Beta thalassemia intermedia: This is a condition between carrier and major. These patients have hemoglobin of 7-9g/dl. The patients need blood transfusion, when their hemoglobin drops due to infection and stress on the body especially during pregnancy and leg ulcer.
Beta thalassemia major: In this condition children are normal at the time of birth but develop anemia during the first year of life. Growth failure, deformities, enlarged spleen and liver are some of the problems. This condition requires intensive medical care which includes 2-3 weekly transfusions, desferrioxamine injections for 8-12 hours at home. Transfusions can decrease the disease but the iron content increase due to transfusion may cause damage to heart, liver and endocrine systems. Associated diseases are diabetes, growth and puberty failure, early menopause and transfusion complications such as Hepatitis C, B and HIV.

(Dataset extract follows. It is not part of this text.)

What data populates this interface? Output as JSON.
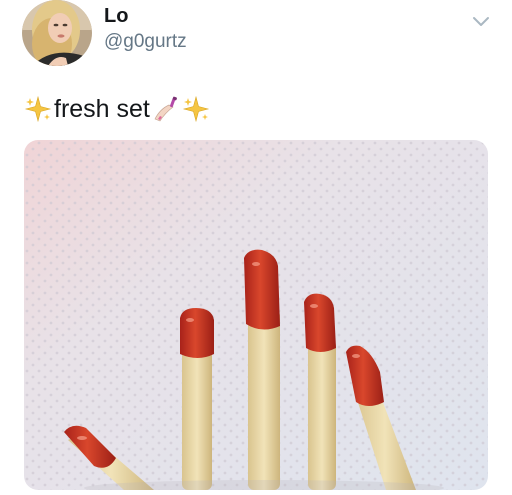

For determining this disease simple blood test called hemoglobin Electrophoresis or hemoglobin A2 to understand, if it a carrier or not.
During pregnancy there are three ways to test the fetus:
(a) CVS- during 8-10 months of pregnancy.
(b) Amniocentesis- during 14-18 weeks of pregnancy.
(c) Fetal blood testing- Blood is taken from the umbilical cord of the fetus during 18-20 weeks of pregnancy.
First and third tests have a reported miscarriage rate of one out of 100 tests and second test one in 200.